Some complain that any cap on temporary benefits is inappropriate because it forces a legal conclusion of MMI. But few can enunciate a thoughtful distinction between the law forcing a conclusion of MMI and a physician opining a conclusion of MMI. Either, they say, is a somewhat arbitrary selection of a date in time at which permanency will be assessed and opinions expressed. Either is an opinion, one medical and the other legislative. Some argue that neither is perfect, and likewise neither is fatally flawed. Remember opinions can be wrong in any event (the Jacksonville Jaguars will win the next Super Bowl, you heard it here first).

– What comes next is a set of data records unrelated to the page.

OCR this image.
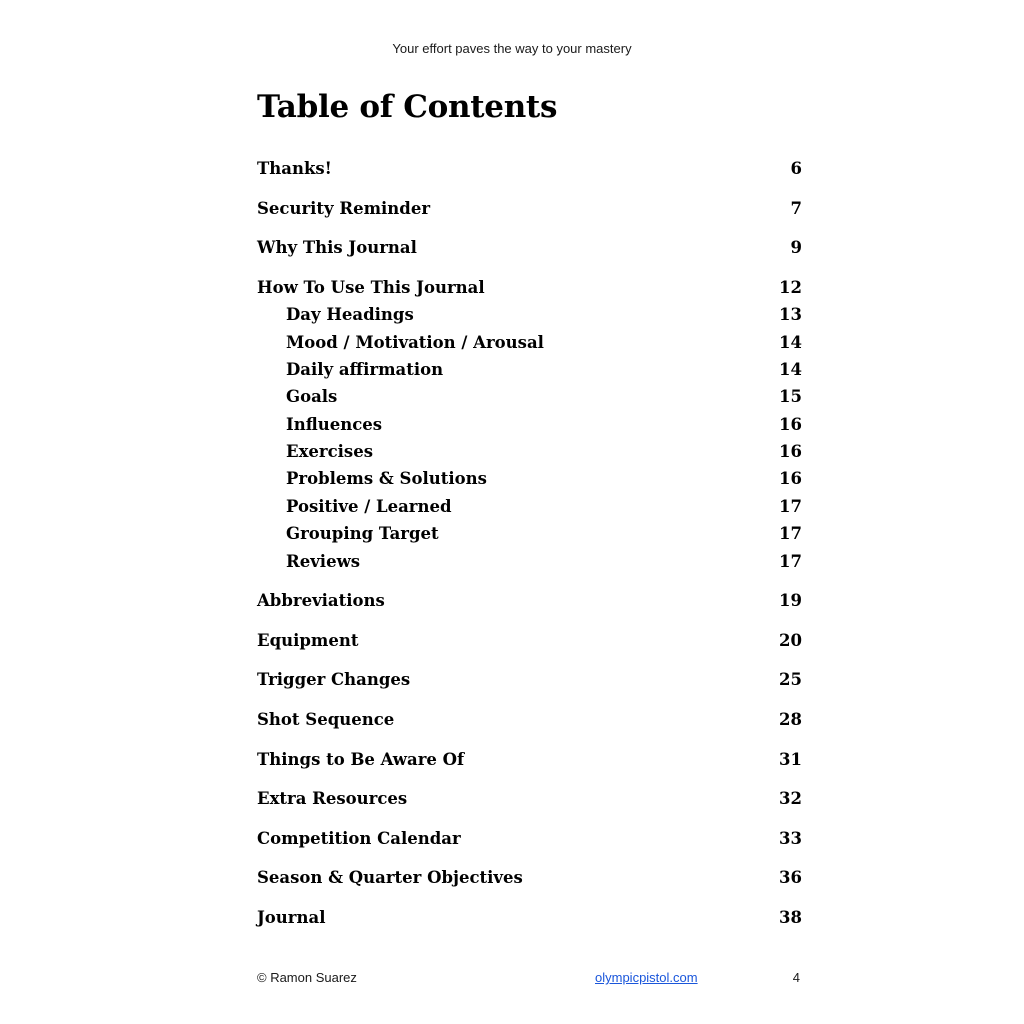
Your effort paves the way to your mastery
Table of Contents
Thanks!	6
Security Reminder	7
Why This Journal	9
How To Use This Journal	12
Day Headings	13
Mood / Motivation / Arousal	14
Daily affirmation	14
Goals	15
Influences	16
Exercises	16
Problems & Solutions	16
Positive / Learned	17
Grouping Target	17
Reviews	17
Abbreviations	19
Equipment	20
Trigger Changes	25
Shot Sequence	28
Things to Be Aware Of	31
Extra Resources	32
Competition Calendar	33
Season & Quarter Objectives	36
Journal	38
© Ramon Suarez	olympicpistol.com	4
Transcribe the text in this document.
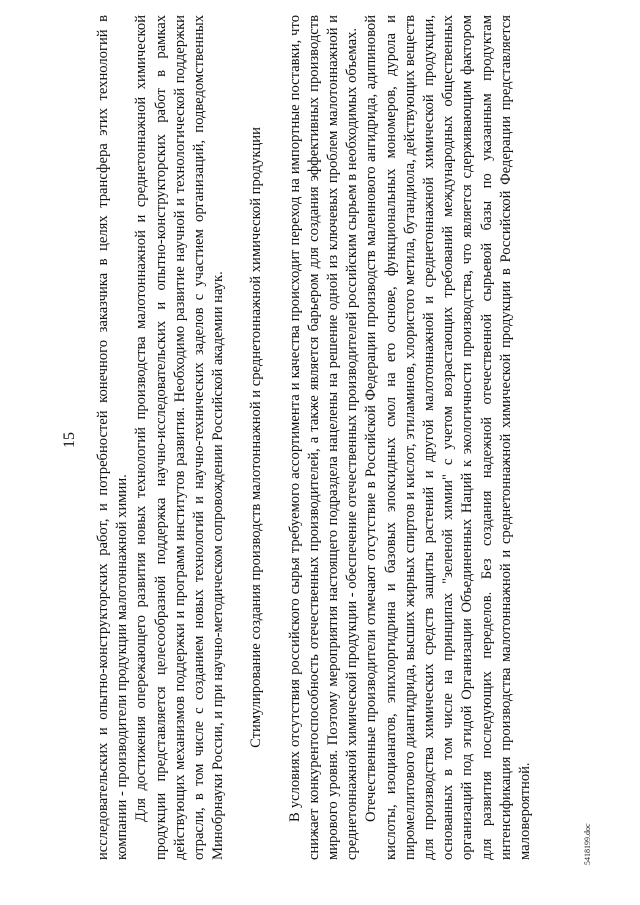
15 исследовательских и опытно-конструкторских работ, и потребностей конечного заказчика в целях трансфера этих технологий в компании - производители продукции малотоннажной химии. Для достижения опережающего развития новых технологий производства малотоннажной и среднетоннажной химической продукции представляется целесообразной поддержка научно-исследовательских и опытно-конструкторских работ в рамках действующих механизмов поддержки и программ институтов развития. Необходимо развитие научной и технологической поддержки отрасли, в том числе с созданием новых технологий и научно-технических заделов с участием организаций, подведомственных Минобрнауки России, и при научно-методическом сопровождении Российской академии наук. Стимулирование создания производств малотоннажной и среднетоннажной химической продукции В условиях отсутствия российского сырья требуемого ассортимента и качества происходит переход на импортные поставки, что снижает конкурентоспособность отечественных производителей, а также является барьером для создания эффективных производств мирового уровня. Поэтому мероприятия настоящего подраздела нацелены на решение одной из ключевых проблем малотоннажной и среднетоннажной химической продукции - обеспечение отечественных производителей российским сырьем в необходимых объемах. Отечественные производители отмечают отсутствие в Российской Федерации производств малеинового ангидрида, адипиновой кислоты, изоцианатов, эпихлоргидрина и базовых эпоксидных смол на его основе, функциональных мономеров, дурола и пиромеллитового диангидрида, высших жирных спиртов и кислот, этиламинов, хлористого метила, бутандиола, действующих веществ для производства химических средств защиты растений и другой малотоннажной и среднетоннажной химической продукции, основанных в том числе на принципах "зеленой химии" с учетом возрастающих требований международных общественных организаций под эгидой Организации Объединенных Наций к экологичности производства, что является сдерживающим фактором для развития последующих переделов. Без создания надежной отечественной сырьевой базы по указанным продуктам интенсификация производства малотоннажной и среднетоннажной химической продукции в Российской Федерации представляется маловероятной.	5418199.doc
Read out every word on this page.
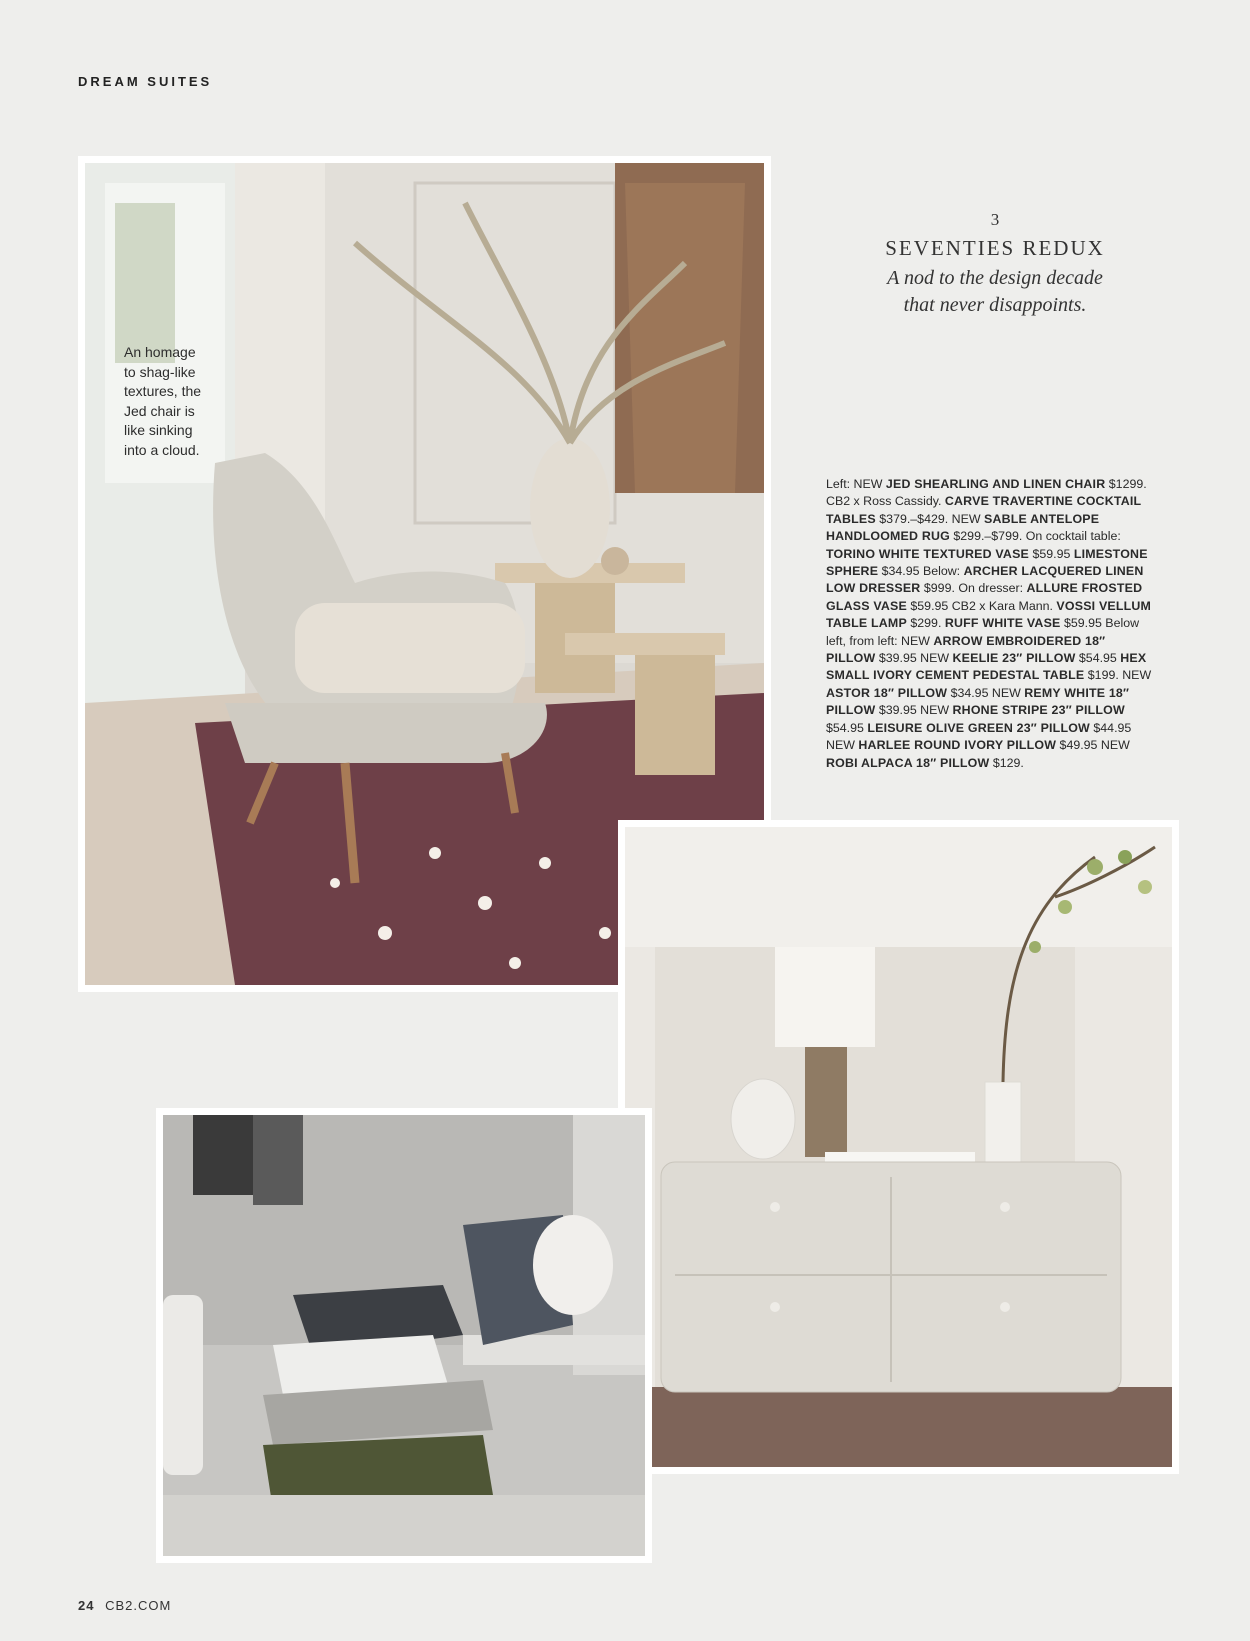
DREAM SUITES
An homage
to shag-like
textures, the
Jed chair is
like sinking
into a cloud.
3
SEVENTIES REDUX
A nod to the design decade
that never disappoints.
Left: NEW JED SHEARLING AND LINEN CHAIR $1299. CB2 x Ross Cassidy. CARVE TRAVERTINE COCKTAIL TABLES $379.–$429. NEW SABLE ANTELOPE HANDLOOMED RUG $299.–$799. On cocktail table: TORINO WHITE TEXTURED VASE $59.95 LIMESTONE SPHERE $34.95 Below: ARCHER LACQUERED LINEN LOW DRESSER $999. On dresser: ALLURE FROSTED GLASS VASE $59.95 CB2 x Kara Mann. VOSSI VELLUM TABLE LAMP $299. RUFF WHITE VASE $59.95 Below left, from left: NEW ARROW EMBROIDERED 18″ PILLOW $39.95 NEW KEELIE 23″ PILLOW $54.95 HEX SMALL IVORY CEMENT PEDESTAL TABLE $199. NEW ASTOR 18″ PILLOW $34.95 NEW REMY WHITE 18″ PILLOW $39.95 NEW RHONE STRIPE 23″ PILLOW $54.95 LEISURE OLIVE GREEN 23″ PILLOW $44.95 NEW HARLEE ROUND IVORY PILLOW $49.95 NEW ROBI ALPACA 18″ PILLOW $129.
24 CB2.COM
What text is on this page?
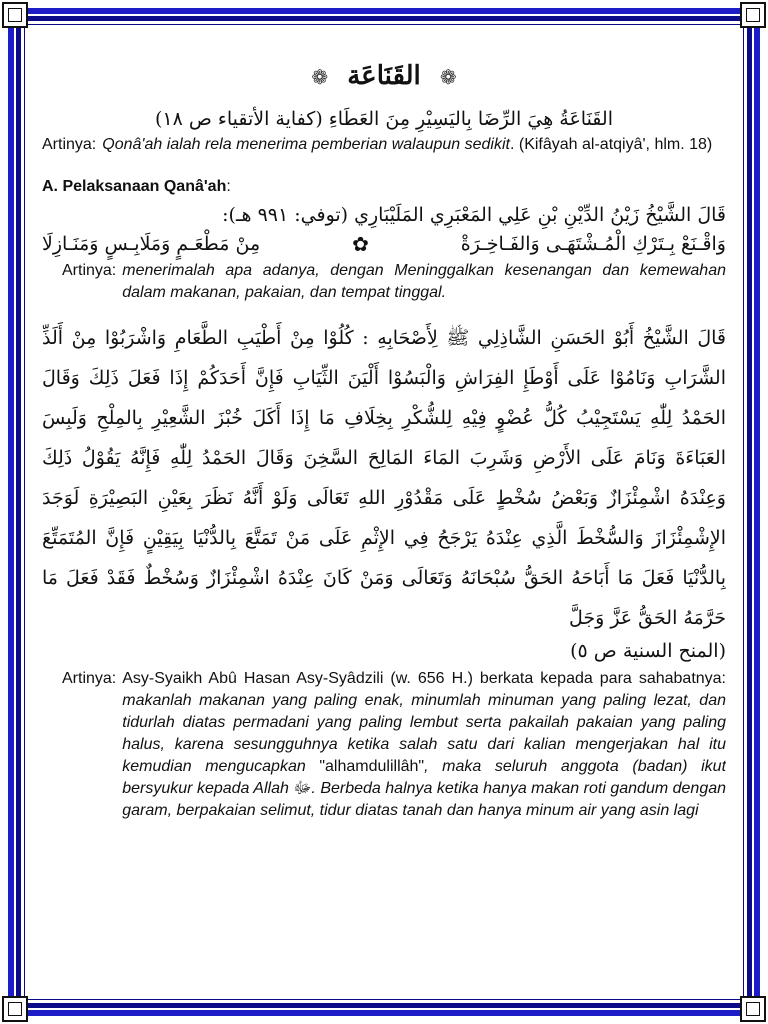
❁ القَنَاعَة ❁
القَنَاعَةُ هِيَ الرِّضَا بِاليَسِيْرِ مِنَ العَطَاءِ (كفاية الأتقياء ص ١٨)
Artinya: Qonâ'ah ialah rela menerima pemberian walaupun sedikit. (Kifâyah al-atqiyâ', hlm. 18)
A. Pelaksanaan Qanâ'ah:
قَالَ الشَّيْخُ زَيْنُ الدِّيْنِ بْنِ عَلِي المَعْبَرِي المَلَيْبَارِي (توفي: ٩٩١ هـ):
وَاقْـنَعْ بِـتَرْكِ الْمُـشْتَهَـى وَالفَـاخِـرَةْ
✿
مِنْ مَطْعَـمٍ وَمَلَابِـسٍ وَمَنَـازِلَا
Artinya: menerimalah apa adanya, dengan Meninggalkan kesenangan dan kemewahan dalam makanan, pakaian, dan tempat tinggal.
قَالَ الشَّيْخُ أَبُوْ الحَسَنِ الشَّاذِلِي ﷺ لِأَصْحَابِهِ : كُلُوْا مِنْ أَطْيَبِ الطَّعَامِ وَاشْرَبُوْا مِنْ أَلَذِّ الشَّرَابِ وَنَامُوْا عَلَى أَوْطَإِ الفِرَاشِ وَالْبَسُوْا أَلْيَنَ الثِّيَابِ فَإِنَّ أَحَدَكُمْ إِذَا فَعَلَ ذَلِكَ وَقَالَ الحَمْدُ لِلّٰهِ يَسْتَجِيْبُ كُلُّ عُضْوٍ فِيْهِ لِلشُّكْرِ بِخِلَافِ مَا إِذَا أَكَلَ خُبْزَ الشَّعِيْرِ بِالمِلْحِ وَلَبِسَ العَبَاءَةَ وَنَامَ عَلَى الأَرْضِ وَشَرِبَ المَاءَ المَالِحَ السَّخِنَ وَقَالَ الحَمْدُ لِلّٰهِ فَإِنَّهُ يَقُوْلُ ذَلِكَ وَعِنْدَهُ اشْمِئْزَازٌ وَبَعْضُ سُخْطٍ عَلَى مَقْدُوْرِ اللهِ تَعَالَى وَلَوْ أَنَّهُ نَظَرَ بِعَيْنِ البَصِيْرَةِ لَوَجَدَ الإِشْمِئْزَازَ وَالسُّخْطَ الَّذِي عِنْدَهُ يَرْجَحُ فِي الإِثْمِ عَلَى مَنْ تَمَتَّعَ بِالدُّنْيَا بِيَقِيْنٍ فَإِنَّ المُتَمَتِّعَ بِالدُّنْيَا فَعَلَ مَا أَبَاحَهُ الحَقُّ سُبْحَانَهُ وَتَعَالَى وَمَنْ كَانَ عِنْدَهُ اشْمِئْزَازٌ وَسُخْطٌ فَقَدْ فَعَلَ مَا حَرَّمَهُ الحَقُّ عَزَّ وَجَلَّ
(المنح السنية ص ٥)
Artinya: Asy-Syaikh Abû Hasan Asy-Syâdzili (w. 656 H.) berkata kepada para sahabatnya: makanlah makanan yang paling enak, minumlah minuman yang paling lezat, dan tidurlah diatas permadani yang paling lembut serta pakailah pakaian yang paling halus, karena sesungguhnya ketika salah satu dari kalian mengerjakan hal itu kemudian mengucapkan "alhamdulillâh", maka seluruh anggota (badan) ikut bersyukur kepada Allah ﷻ. Berbeda halnya ketika hanya makan roti gandum dengan garam, berpakaian selimut, tidur diatas tanah dan hanya minum air yang asin lagi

A great deal of workers' compensation is dependent upon medical opinions, MMI and PIR. These opinions are held to a standard of probability (more likely than not), and are subject to change as the imperfect but sometimes downright miraculous human body works. There is a marketplace desire for predictability and definition, and a human inconsistency in response to treatment and perception of symptoms. There is a reverence for medical expert opinions regarding MMI, and yet a widespread recognition that it is a legal, not medical, construct. Despite that, many deride the legal experts, the legislature, for inserting their collective opinion.
Why does the law depend so heavily on these distinctions between temporary and permanent, medical and legal? Is there a more efficient manner in which the injured worker could receive an appropriate measure of benefits and the system could nonetheless enjoy an appropriate measure of predictability? Is there a better way to deal with the interrelation of "impairment" and "disability?"